YOUR SOLIN GENERATED RECIPE
Herb-Roasted Vegetable Ratatouille with Fresh Thyme
Savor the vibrant medley of roasted eggplant, zucchini, red bell pepper, tomatoes, and onion tossed with fresh thyme and garlic, then enriched with protein-packed extra-firm tofu and a sprinkle of nutritional yeast for a savory, comforting dish that’s as wholesome as it is flavorful.
INGREDIENTS
1 eggplant (75g)
1 zucchini (100g)
1 red bell pepper (100g)
1 tomato (150g)
1/2 onion (50g)
1 tbsp extra virgin olive oil
7 ounces extra-firm tofu
2 tbsp nutritional yeast
1 tbsp fresh thyme
2 cloves garlic
PREPARATION
Preheat your oven to 400°F (200°C) and line a baking sheet with parchment paper.
Chop the eggplant, zucchini, red bell pepper, tomato, and onion into bite-sized pieces.
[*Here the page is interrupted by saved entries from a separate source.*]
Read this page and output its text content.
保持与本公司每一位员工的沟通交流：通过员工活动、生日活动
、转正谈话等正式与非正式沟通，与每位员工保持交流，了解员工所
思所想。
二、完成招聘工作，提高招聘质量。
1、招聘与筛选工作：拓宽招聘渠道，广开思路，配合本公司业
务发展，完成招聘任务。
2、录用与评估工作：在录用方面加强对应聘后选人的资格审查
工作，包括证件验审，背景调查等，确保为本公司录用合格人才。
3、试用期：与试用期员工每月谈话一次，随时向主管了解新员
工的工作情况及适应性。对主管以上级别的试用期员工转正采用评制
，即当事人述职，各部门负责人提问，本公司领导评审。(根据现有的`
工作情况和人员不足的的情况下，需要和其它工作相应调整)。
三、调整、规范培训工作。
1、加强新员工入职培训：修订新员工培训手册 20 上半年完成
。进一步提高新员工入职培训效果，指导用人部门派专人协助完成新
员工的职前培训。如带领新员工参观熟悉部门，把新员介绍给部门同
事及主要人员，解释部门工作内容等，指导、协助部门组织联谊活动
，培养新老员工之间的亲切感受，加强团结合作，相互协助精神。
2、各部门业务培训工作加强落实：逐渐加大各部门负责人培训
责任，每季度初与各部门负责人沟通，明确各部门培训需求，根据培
Mince the garlic and roughly chop the fresh thyme.
In a large mixing bowl, combine the chopped vegetables with minced garlic, thyme, and olive oil. Season lightly with salt and pepper if desired.
Spread the mixture evenly on the baking sheet and roast in the oven for about 25-30 minutes, stirring halfway through for even cooking.
While the vegetables are roasting, drain the extra-firm tofu and cut it into cubes.
After the vegetables are tender and slightly caramelized, remove them from the oven and transfer to a serving bowl. Gently stir in the tofu cubes so they warm up with the residual heat.
Sprinkle the nutritional yeast over the ratatouille and toss lightly to combine all the flavors.
Serve warm and enjoy your hearty, protein-enhanced herb-roasted vegetable ratatouille.